A tale of two AI futures
Two key U.S. Senate committees held contemporaneous artificial intelligence (AI) hearings on May 16 that covered different angles with varying degrees of partisanship. One focused on regulating private sector use of AI, while the other examined the improvement challenges of federal government AI use. A contextual takeaway from both hearings is clear: if Congress wants to regulate AI, it must comprehend the complexities and potential pitfalls that come with oversight of the transformative technology.
The Judiciary Subcommittee on Privacy, Technology, and the Law heard testimony from OpenAI CEO Sam Altman and others in a hearing titled “Oversight of A.I.: Rules for Artificial Intelligence.” The witnesses and senators discussed the promise and perils of AI with remarkable clarity. In a breath of bipartisan fresh air, senators from both sides of the aisle appeared to agree on the potential need for a federal regulatory response to mass-deployed AIs, such as the forthcoming ChatGPT 5 and the like.
Each senator who spoke recognized that the tech industry and Congress have an opportunity to collaboratively avoid the regulatory failures surrounding social media when it comes to AI. They expressed that a laissez-faire approach to AI would risk an unprecedented invasion of privacy, manipulation of personal behavior and opinion, and even a destabilization of American democracy.
There was a consensus among the senators that many members of Congress do not know enough about AI, and that the subject matter would be difficult to regulate outside of a delegated context. Thus, perhaps a new independent agency with the authority to regulate AI via licensing and enforcement, or a newly empowered Federal Trade Commission (FTC) or Federal Communication Commission (FCC) could be the answer.
At the same time, a very different conversation was taking place in the Homeland Security & Government Affairs Committee. In a more partisan tone, there was a robust discussion on government data collection practices, politicized pressure on private industry, and excesses in the adjudication of what constitutes misinformation. One key takeaway from the hearing was the testimony of Stanford Law School Professor Daniel Ho, whose research team concluded that the federal government is severely lagging behind private industry in its AI expertise and has a long way to go to achieve best practices in its own use of AI.
These crucial Senate committee discourses gives rise to a tremendously important question: How can an executive branch agency be expected to regulate AI if the federal government insufficiently understands the responsible use of AI?
To answer this, let’s first unpack what a hypothetical AI oversight agency might look like. A degree of federal AI regulation is needed because the marketplace, alone, will not solve the societal problems that will emerge from unguided AI development. Any agency that prospectively regulates AI will need to be given express delegations of authority, in light of the Supreme Court’s possible abrogation or elimination of the doctrine of Chevron deference to federal agencies’ gap-filling interpretations of their authorizing statutes.
Congress tends to regulate infrequently on the same subject.

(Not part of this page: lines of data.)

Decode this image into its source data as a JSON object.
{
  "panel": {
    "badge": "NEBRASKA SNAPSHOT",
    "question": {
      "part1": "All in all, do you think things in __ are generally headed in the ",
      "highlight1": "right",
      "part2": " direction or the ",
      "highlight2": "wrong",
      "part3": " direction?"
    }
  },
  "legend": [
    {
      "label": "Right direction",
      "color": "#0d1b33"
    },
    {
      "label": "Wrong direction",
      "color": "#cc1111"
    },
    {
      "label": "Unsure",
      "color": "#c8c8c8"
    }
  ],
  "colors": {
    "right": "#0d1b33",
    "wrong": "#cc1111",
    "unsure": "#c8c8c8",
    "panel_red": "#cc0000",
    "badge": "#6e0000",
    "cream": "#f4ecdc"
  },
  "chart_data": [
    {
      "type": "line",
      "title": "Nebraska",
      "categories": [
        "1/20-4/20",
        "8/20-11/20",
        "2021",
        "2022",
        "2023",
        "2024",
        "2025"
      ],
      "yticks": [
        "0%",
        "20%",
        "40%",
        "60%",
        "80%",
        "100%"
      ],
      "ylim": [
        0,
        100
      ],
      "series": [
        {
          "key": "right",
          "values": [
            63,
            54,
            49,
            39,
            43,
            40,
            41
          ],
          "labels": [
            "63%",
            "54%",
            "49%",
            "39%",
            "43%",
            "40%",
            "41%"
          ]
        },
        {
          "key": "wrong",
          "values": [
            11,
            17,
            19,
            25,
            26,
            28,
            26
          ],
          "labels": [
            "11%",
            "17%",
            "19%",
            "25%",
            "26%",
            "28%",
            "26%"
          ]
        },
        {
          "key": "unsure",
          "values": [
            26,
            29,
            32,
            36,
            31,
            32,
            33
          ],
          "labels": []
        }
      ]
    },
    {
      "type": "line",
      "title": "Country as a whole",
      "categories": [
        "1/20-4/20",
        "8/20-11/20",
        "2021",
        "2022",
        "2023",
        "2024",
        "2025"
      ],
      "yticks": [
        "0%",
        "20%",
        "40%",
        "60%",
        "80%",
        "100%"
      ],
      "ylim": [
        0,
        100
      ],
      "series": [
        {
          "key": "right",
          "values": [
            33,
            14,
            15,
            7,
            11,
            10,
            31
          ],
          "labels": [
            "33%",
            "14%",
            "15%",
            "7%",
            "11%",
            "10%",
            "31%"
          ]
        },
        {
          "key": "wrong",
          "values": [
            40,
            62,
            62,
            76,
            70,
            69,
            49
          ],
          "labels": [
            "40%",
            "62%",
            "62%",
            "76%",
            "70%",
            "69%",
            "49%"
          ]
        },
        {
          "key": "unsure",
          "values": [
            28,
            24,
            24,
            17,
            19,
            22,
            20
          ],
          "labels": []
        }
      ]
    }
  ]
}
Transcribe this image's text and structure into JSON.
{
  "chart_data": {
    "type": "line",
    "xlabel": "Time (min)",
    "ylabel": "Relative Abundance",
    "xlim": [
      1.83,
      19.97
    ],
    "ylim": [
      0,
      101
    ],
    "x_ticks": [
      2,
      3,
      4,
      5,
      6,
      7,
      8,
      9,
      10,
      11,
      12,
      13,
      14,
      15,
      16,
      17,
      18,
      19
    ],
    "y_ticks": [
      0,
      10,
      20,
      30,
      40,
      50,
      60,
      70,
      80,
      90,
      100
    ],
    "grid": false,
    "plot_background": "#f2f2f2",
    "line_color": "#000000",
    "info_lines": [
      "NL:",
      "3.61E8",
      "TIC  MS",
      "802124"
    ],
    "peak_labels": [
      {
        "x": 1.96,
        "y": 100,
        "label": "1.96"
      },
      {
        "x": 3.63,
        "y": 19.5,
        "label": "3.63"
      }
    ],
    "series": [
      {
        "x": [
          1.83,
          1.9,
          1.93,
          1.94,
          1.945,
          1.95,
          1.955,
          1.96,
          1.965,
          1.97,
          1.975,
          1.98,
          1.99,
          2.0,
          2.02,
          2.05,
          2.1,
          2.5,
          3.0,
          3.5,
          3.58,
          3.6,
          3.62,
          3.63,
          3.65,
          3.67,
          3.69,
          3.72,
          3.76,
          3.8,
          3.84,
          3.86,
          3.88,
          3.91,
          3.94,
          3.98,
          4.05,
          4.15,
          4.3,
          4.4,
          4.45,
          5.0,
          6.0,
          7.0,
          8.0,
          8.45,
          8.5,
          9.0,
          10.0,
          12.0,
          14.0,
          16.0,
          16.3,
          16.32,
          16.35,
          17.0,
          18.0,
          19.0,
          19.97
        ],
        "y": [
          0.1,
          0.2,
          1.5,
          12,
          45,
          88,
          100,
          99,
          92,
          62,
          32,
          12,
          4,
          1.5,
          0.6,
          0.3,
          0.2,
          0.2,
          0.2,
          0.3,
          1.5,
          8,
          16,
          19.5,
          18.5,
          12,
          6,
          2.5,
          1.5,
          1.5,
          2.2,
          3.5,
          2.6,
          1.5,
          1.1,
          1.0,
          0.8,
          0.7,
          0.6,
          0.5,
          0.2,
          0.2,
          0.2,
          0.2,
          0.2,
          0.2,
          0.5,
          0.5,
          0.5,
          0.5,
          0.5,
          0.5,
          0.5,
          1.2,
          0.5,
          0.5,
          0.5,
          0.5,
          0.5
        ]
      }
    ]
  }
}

This is due to the challenge associated with fostering majorities on contentious issues and the adverse consequences that flow from ineffective policy choices.
The concept that appears to have initial bipartisan support is to establish a powerful federal agency with general authorities in a branch of government that has very limited subject-matter expertise and an objectively poor record of process legitimacy or use of the very same technology that it will be overseeing. This could be a recipe for severe politicization of AI.
Adding any additional power to the FTC, and to a lesser degree the FCC, will inject unnecessary partisan concerns into the discussion. The establishment of a new agency will be more likely to secure legislative consensus.
The best course is for Congress to keep its options open — to resist the impulse to delegate permanent authority to executive branch experts who simply do not exist right now. Instead, it should focus on maintaining structural constraints with a biannual reauthorization requirement for the new agency that regulates AI, requiring robust reporting and congressional oversight. Congress must employ its political will to set clear guardrails for how such an agency will oversee, enforce, and report on the executive branch’s use of AI, in addition to the use of AI by the private sector.
Congress can build on this moment of bipartisan AI policy, allowing innovation to flourish and America’s strategic advantage over global competitors to remain unhindered. If Congress chooses to continuously regulate AI through soft-touch and narrow legislation instead of passing an expansive statute and washing its hands of the details, we will all be better off for it.
Aram A. Gavoor is associate dean for academic affairs and professorial lecturer in law at the George Washington University Law School. He previously served for more than a decade in the U.S. Department of Justice and is an internationally recognized U.S. public law expert.